Hatırlarsanız Davutoğlu’nun üstü çizildikten hemen sonra AKP’deki yeni dönemi değerlendiren Ankara Milletvekili Aydın Ünal “Güçlü cumhurbaşkanı ve güçlü başbakan ile yürümüyor” deyip eklemişti “Bundan sonra gelecek başbakanın profili daha düşük olacak”
Gerekçesini de hatırlatayım “Artık fiili başkanlık sistemine geçiyoruz. Tıpkı Atatürk, İnönü, Bayar gibi Cumhurbaşkanlarının güçlü, başbakanların profilinin düşük olduğu sürece geçiyoruz. Bizde anayasal olarak bu yok ama artık fiilen oluşmuştu.

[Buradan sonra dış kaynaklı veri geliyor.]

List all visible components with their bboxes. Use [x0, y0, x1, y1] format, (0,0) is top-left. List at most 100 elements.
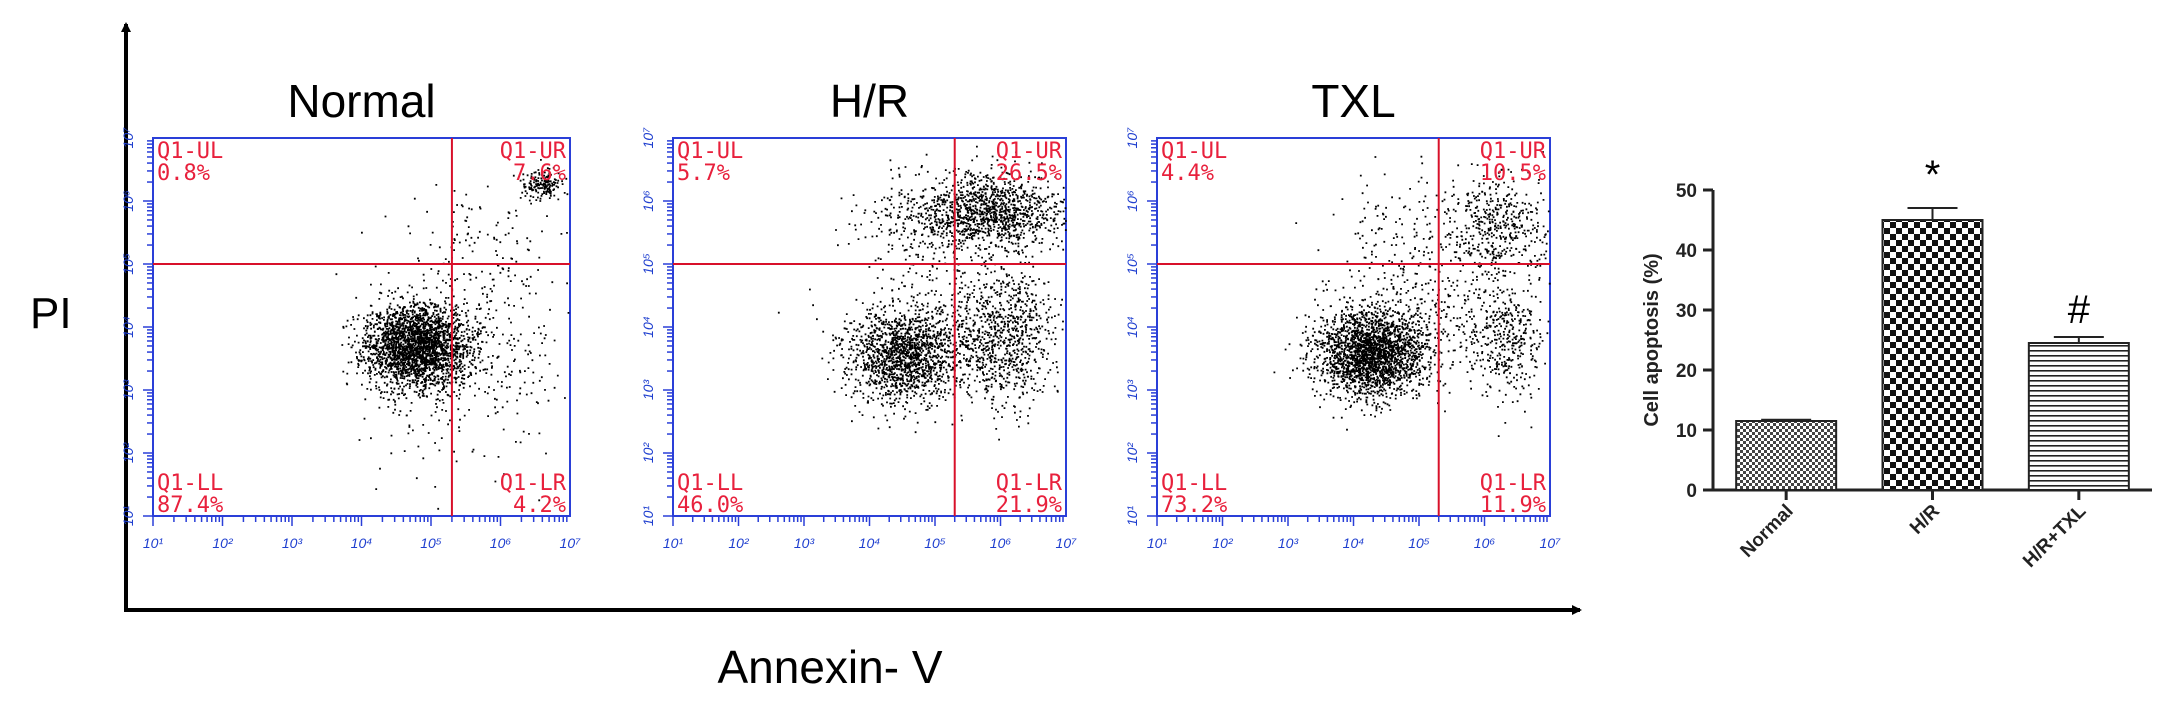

Başbakan biraz geride olacak” “Bu durum anayasal zemine ulaşmalı. Ya partili Cumhurbaşkanı olacak yani birkaç kelime değiştirilip Anayasa’da Cumhurbaşkanı’nın partiyle ilişkisi kesilmeyecek, partiyi Cumhurbaşkanı yönetecek ya da başkanlık sistemine geçeceğiz. Türkiye için artık bu sistem elzem hale geldi.”
Ünal konuşmasında, profili düşük bir nevi teknik işlerle uğraşacak bir Başbakan, arayışında olduklarını ifade etti. Ki bu vekil Cumhurbaşkanıyla kahvaltıda bir araya gelmiş ve açıklamayı o kahvaltıdan sonra yapmıştı. O sözler sonradan çok tartışılınca, uyarılmış olmalı ki özür dileyerek söylediğinden daha doğrusu ağzından kaçırdığından çark etmeye çalıştı ama nafile, o sözler kolay unutulmaz.
Ünal’ın ifadesine göre neymiş efendim “Düşük profilli ifadesi,'çok munis, sakin, samimi, vakur, mütevazı, sessiz ve derinden işini yapan' anlamında bir kelimeydi. Düşük profilli bir kelimeydi” Ama kelimelerin manası değişirmiş. Bu tanıma göre sessiz ve derinden iş yapacakmış.
Aman haa duymasın cumhurun başı ne öyle sessiz ve derinden..
Bakalım kim olacak Cumhurbaşkanının bir nevi teknik işleriyle uğraşacak düşük profilli Başbakanı?